Coco-Cola also became the first company join the alliance to leverage OpenAI’s ChatGPTand DALL-E to craft personalized ad copy, images, and messaging by joining the alliance with Bain and OpenAI.
Other use cases? Sales and support agents with automated personalized and real-time scripts for retail banks, telco and utilities companies. Marketing support for boosting turn-around time for leading product and service marketers by using ChatGPT and DALL·E to develop highly personalized ad copy, rich imagery, and targeted messaging. (as in the case for Coco-Cola and other consumer companies). Helping financial advisors improve their productivity and responsiveness to clients through analysis of client dialogues and financial literature, and generation of digital communication.
In the world of financial reporting, generative AI could automate tasks for accountants, investor relations, regulators and sell-side and buy-side analysts. Summarizing financial results of a company would take seconds, even if it means versed in a rap-style as shown in Exhibit 2. All it needs to train for is to attach the opinion of a forecast.

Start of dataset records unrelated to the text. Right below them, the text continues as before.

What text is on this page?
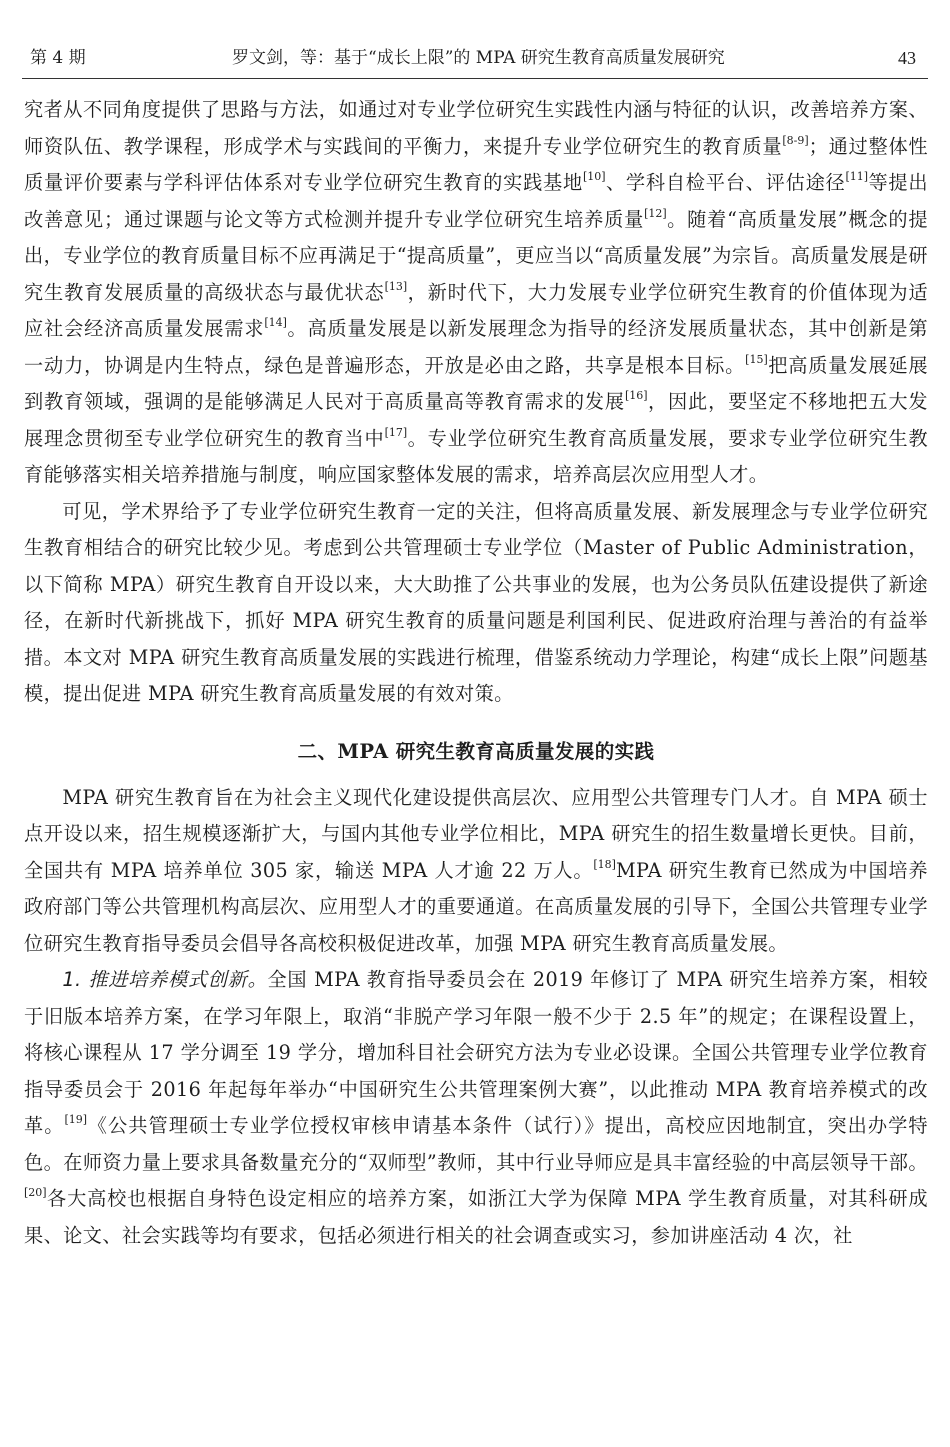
第 4 期	罗文剑，等：基于“成长上限”的 MPA 研究生教育高质量发展研究	43

究者从不同角度提供了思路与方法，如通过对专业学位研究生实践性内涵与特征的认识，改善培养方案、师资队伍、教学课程，形成学术与实践间的平衡力，来提升专业学位研究生的教育质量[8-9]；通过整体性质量评价要素与学科评估体系对专业学位研究生教育的实践基地[10]、学科自检平台、评估途径[11]等提出改善意见；通过课题与论文等方式检测并提升专业学位研究生培养质量[12]。随着“高质量发展”概念的提出，专业学位的教育质量目标不应再满足于“提高质量”，更应当以“高质量发展”为宗旨。高质量发展是研究生教育发展质量的高级状态与最优状态[13]，新时代下，大力发展专业学位研究生教育的价值体现为适应社会经济高质量发展需求[14]。高质量发展是以新发展理念为指导的经济发展质量状态，其中创新是第一动力，协调是内生特点，绿色是普遍形态，开放是必由之路，共享是根本目标。[15]把高质量发展延展到教育领域，强调的是能够满足人民对于高质量高等教育需求的发展[16]，因此，要坚定不移地把五大发展理念贯彻至专业学位研究生的教育当中[17]。专业学位研究生教育高质量发展，要求专业学位研究生教育能够落实相关培养措施与制度，响应国家整体发展的需求，培养高层次应用型人才。

可见，学术界给予了专业学位研究生教育一定的关注，但将高质量发展、新发展理念与专业学位研究生教育相结合的研究比较少见。考虑到公共管理硕士专业学位（Master of Public Administration，以下简称 MPA）研究生教育自开设以来，大大助推了公共事业的发展，也为公务员队伍建设提供了新途径，在新时代新挑战下，抓好 MPA 研究生教育的质量问题是利国利民、促进政府治理与善治的有益举措。本文对 MPA 研究生教育高质量发展的实践进行梳理，借鉴系统动力学理论，构建“成长上限”问题基模，提出促进 MPA 研究生教育高质量发展的有效对策。

二、MPA 研究生教育高质量发展的实践

MPA 研究生教育旨在为社会主义现代化建设提供高层次、应用型公共管理专门人才。自 MPA 硕士点开设以来，招生规模逐渐扩大，与国内其他专业学位相比，MPA 研究生的招生数量增长更快。目前，全国共有 MPA 培养单位 305 家，输送 MPA 人才逾 22 万人。[18]MPA 研究生教育已然成为中国培养政府部门等公共管理机构高层次、应用型人才的重要通道。在高质量发展的引导下，全国公共管理专业学位研究生教育指导委员会倡导各高校积极促进改革，加强 MPA 研究生教育高质量发展。

1. 推进培养模式创新。全国 MPA 教育指导委员会在 2019 年修订了 MPA 研究生培养方案，相较于旧版本培养方案，在学习年限上，取消“非脱产学习年限一般不少于 2.5 年”的规定；在课程设置上，将核心课程从 17 学分调至 19 学分，增加科目社会研究方法为专业必设课。全国公共管理专业学位教育指导委员会于 2016 年起每年举办“中国研究生公共管理案例大赛”，以此推动 MPA 教育培养模式的改革。[19]《公共管理硕士专业学位授权审核申请基本条件（试行）》提出，高校应因地制宜，突出办学特色。在师资力量上要求具备数量充分的“双师型”教师，其中行业导师应是具丰富经验的中高层领导干部。[20]各大高校也根据自身特色设定相应的培养方案，如浙江大学为保障 MPA 学生教育质量，对其科研成果、论文、社会实践等均有要求，包括必须进行相关的社会调查或实习，参加讲座活动 4 次，社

In 2005, Thomas Friedman’s book “The World is Flat: A Brief History of the Twenty-first Century” became a bestseller and it described the new globalized world we were entering. It stayed on the New York Times Bestseller List for two years from April 2005 to May 2007. The year 2005 was four years after China joined the WTO and outsourcing to India really took off, globalization was flattening the world, where talent around the world started to compete on the same playing field. We already saw how it played out in almost the two decades since.
Friedman wrote then: “No matter what your profession – doctor, lawyer, architect, accountant – if you are an American, you better be good at the touchy-feely service stuff, because anything that can be digitized can be outsourced to either the smartest or the cheapest producer.”
The world is flat again, and the new kids on the block? AI.